Saturday, January 07, 2006

W Post on engineering success in India

Much as I have respect for economic reasoning, I would still take a peek into the business world before I confirm my observations. I don't recall where I have heard this but it has stuck in my mind. Most economics authorship doesn't take note of two factors: evolving preferences and changing technology. And indeed it does seem to be confirmed when one looks at the market for schooling (and education) in India. This article In India, Engineering Success is a pointer to it. Relevant parts are quoted below.
What's made this engineering takeoff possible is not an increase in the supply of universities financed by taxpayers or foreign donors; it's an increase in demand for education from fee-paying students -- a demand to which entrepreneurs naturally respond. More than four out of five Indian engineering students attend private colleges, whose potential growth seems limitless. ...

Something similar is happening to the Indian school system, which has experienced a huge growth in private provision. Since the early 1990s the percentage of 6-to-14-year-olds attending private school has jumped from less than a tenth to roughly a quarter of the total in that cohort, according to India's National Council of Applied Economic Research. And this number may be on the low side. James Tooley of the University of Newcastle in Britain has found that in some Indian slums about two-thirds of the children attend private schools, many of which are not officially recognized and so may escape the attention of nationwide surveys.
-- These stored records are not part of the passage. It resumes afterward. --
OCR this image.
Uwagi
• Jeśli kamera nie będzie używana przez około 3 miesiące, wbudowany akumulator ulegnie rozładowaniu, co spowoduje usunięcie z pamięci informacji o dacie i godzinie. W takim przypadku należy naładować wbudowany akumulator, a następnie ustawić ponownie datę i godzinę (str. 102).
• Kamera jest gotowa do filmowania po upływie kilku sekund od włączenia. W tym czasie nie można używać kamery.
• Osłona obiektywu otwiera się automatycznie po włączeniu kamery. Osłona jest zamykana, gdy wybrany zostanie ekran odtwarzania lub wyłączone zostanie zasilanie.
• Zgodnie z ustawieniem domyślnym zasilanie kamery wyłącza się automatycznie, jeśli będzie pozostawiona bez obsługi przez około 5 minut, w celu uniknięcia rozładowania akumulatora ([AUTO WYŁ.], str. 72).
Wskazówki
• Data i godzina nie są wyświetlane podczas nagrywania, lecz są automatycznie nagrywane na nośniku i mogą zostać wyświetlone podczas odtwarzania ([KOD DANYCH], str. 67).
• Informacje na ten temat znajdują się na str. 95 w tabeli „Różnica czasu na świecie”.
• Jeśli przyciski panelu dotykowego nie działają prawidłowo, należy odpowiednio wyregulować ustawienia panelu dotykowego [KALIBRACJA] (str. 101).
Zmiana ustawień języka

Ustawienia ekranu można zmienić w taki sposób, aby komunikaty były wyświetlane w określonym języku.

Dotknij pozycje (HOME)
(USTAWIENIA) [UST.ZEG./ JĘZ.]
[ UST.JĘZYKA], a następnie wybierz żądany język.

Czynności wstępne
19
The causes of this private-school explosion shed interesting light on debates about development, not just in India but throughout the poor world. The standard assumption among anti-poverty campaigners is that education leads to development; if you supply classrooms and teachers, progress will follow. Up to a point, India's success in brain-intensive industries such as software and pharmaceuticals lends substance to this theory: India's government has long invested in a few elite engineering schools, whose graduates are at the heart of the country's high-tech success. But it's also true that this elite pool of engineering excellence counted for little so long as statism stifled India's economy. It was only after market reform began in the 1990s that high-tech India took off.

Meanwhile, the recent private-education boom in India shows how causality can also flow the other way. Education may or may not spark development, depending on whether economic conditions favor it, but development certainly can spark an educational takeoff. Since India embraced the market in the early 1990s, parents have acquired a reason to invest in education; they have seen the salaries in the go-go private sector, and they want their children to have a shot at earning them. Private elementary schools improve kids' prospects because they teach in English, the passport to India's modern sector. Colleges such as the Vellore Institute of Technology promise the qualifications needed to work in the auto industry or in software. Once parents understand that education buys their kids into the new India, they demand it so avidly that public money for schoolrooms becomes almost superfluous.

Of course, India's progress isn't simple. The best engineers get snapped up by industry, so it's hard to find decent teachers to staff Vellore and other engineering schools. As a result, many of the new colleges teach kids little of value, and some science graduates end up unemployed. But the story of Vellore points to an important lesson. Apparently unconnected development policies -- cuts in tariffs and oppressive business regulation, or projects to build roads and power grids -- can sometimes stimulate new educational enrollment at least as much as direct investments in colleges or schools.
The last paragraph is important. It points to the necessity of the government focusing on roads, regulations and electricity (among other things) for they act as a springboard for markets to develop. The next question for the developing schooling market is how to address the question of quality and its signals.

Imagine you are a parent and trying to choose a school. Asking other parents may be one method but it may not be enough. Looking at board results may not tell all about a good school, and in fact you do not have board examination results in the elementary and middle school. Again, (and even from my experience in research on schooling in India), in today's schooling market, the fact that a school is teaching in english is enough for a parent to send a child to the school. And this happens even in the slums of Sangam Vihar in Delhi, where you have an unrecognized school in every gulley, and the trigger for the demand is largely English. What about grade inflations by schools to please students and parents? A schooling education is not like a car whose quality can be confirmed easily. There are limitations, but then that very fact may beget more business opportunities.

Can poor standards be removed by the advent of a Standard and Poor's?